The suit on this man was expensive and tailored. He did not belong in a slum, or even an office. He belonged in an ivory tower, he would be a man of position in the big house. Perhaps he was a government agent of some kind, but who and from where?

“Recognise these pictures, Carson?”

He knew my name. This was not a good sign. He held up one of the A5 photographs I had been given in my assignment envelope, a picture of my two worried looking sons, held at gunpoint in a small cell.

“Whoever you are, don’t you hurt my boys! Don’t you dare do that.”

“We have no intention of hurting your boys, but we needed leverage on you. I work for, let’s say, another government’s interest – but that’s a good thing. We need the people here in your little enclave, to choose democracy in the Spring. We need this to happen for the greater cause. We can even out the wealth here you know, we can do some major trade and help people live a little more comfortably – you see, a good thing. We organised your assignment, you thought it was the powers that be, but it was us. Sorry about that, just a little white lie, to make things happen, to get the momentum chugging along there. We knew you’d do anything to protect your boys. You didn’t disappoint. Taking out those guards, that was love, that was love that made you do that. You should be proud, you’re a good father.”

“My boys!?” I begged.

“Look,” he was determined to debrief me, “We have eyes and ears everywhere, my friend. We picked you to break her out and follow her to the underground network, oh, how did we put it, to infiltrate the insurgents. This regime, they are a blunt tool, they’d never pull something like that off, frankly I am surprised you didn’t see through it all. It was bullshit. We just wanted to get her free of course, to finish what she started before she was arrested. She can turn this election with a webcam and a social media platform. Simple as that. Now, in this moment, please realise you have no choice anymore, you’re a fugitive now and they’ll kill your kids if you show up again, at least that is, until we bring their whole straw edifice down. We monitored all three of you guards for a week and identified you as someone who had the most to lose. For what it’s worth, after looking at the tapes on you, I think you have potential to be a good person, not that I’d know much about that anymore, to be fair!”

He was amusing himself with his diatribe.

“Threatening the only people I love, why am I surprised? That’s how it always works. So, what happens now?” I drooled. “What about Sue, my ex-wife, the boys live for her…”

The man seemed to stand straighter, as if braced for impact. He shook his head slowly and said, “We can’t save everyone I am afraid, not with this regime in power.”

I accepted it fairly naturally, like my mind had been working it out, unravelling it as I sat there, stuck in that chair. The boys. I was now all they had in the world.

“What now…” he repeated my words as if in revision. “Well, now you can work for us, and in return you can live, with your sons. Now let’s go and see them… they have been here all along in a cell only a few steps from this room. They are well fed and clothed and they’ll be pleased to see a familiar face, I can tell you that!”
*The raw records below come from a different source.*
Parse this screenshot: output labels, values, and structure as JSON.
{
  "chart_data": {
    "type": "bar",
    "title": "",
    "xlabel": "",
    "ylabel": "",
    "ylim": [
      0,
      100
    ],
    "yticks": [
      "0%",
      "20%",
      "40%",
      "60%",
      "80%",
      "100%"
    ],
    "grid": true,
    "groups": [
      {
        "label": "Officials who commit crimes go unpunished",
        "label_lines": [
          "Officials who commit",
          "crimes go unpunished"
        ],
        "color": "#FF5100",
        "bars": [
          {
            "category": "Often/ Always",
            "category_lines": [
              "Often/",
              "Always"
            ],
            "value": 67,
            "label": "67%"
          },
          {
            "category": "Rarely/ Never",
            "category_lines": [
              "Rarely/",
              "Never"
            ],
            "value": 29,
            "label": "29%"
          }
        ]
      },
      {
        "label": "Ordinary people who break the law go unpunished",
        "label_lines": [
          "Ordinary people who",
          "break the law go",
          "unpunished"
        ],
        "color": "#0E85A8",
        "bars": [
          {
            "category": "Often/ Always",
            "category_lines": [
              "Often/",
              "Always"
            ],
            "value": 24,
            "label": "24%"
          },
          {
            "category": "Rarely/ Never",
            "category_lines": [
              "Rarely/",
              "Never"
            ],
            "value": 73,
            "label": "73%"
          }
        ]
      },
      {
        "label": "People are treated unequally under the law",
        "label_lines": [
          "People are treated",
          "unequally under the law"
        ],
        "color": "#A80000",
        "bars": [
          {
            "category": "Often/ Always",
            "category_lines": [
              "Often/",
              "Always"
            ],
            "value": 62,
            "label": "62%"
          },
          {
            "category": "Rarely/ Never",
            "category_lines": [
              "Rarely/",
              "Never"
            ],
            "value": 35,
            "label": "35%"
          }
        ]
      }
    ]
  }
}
I nodded, my head down, astonished and disgusted by the level to which I had been played.

“Of course, anything you say,” I confirmed. “Lily, or whoever… She’s not even a ‘real’ person is she? She’s an agent, isn’t she? I don’t care, I really don’t. I just want to be with my boys.”

“We know,” and there was a warm smile in the mouth hole of the balaclava.

With that, the chains came off, circling into a coil on the dirt. I would not run or fight, I only had to do what they told me, and we would be together, and we would be safe. It was an understanding, a pact – we’d remain a family, all we had to do was give them our complete obedience. That was the truth.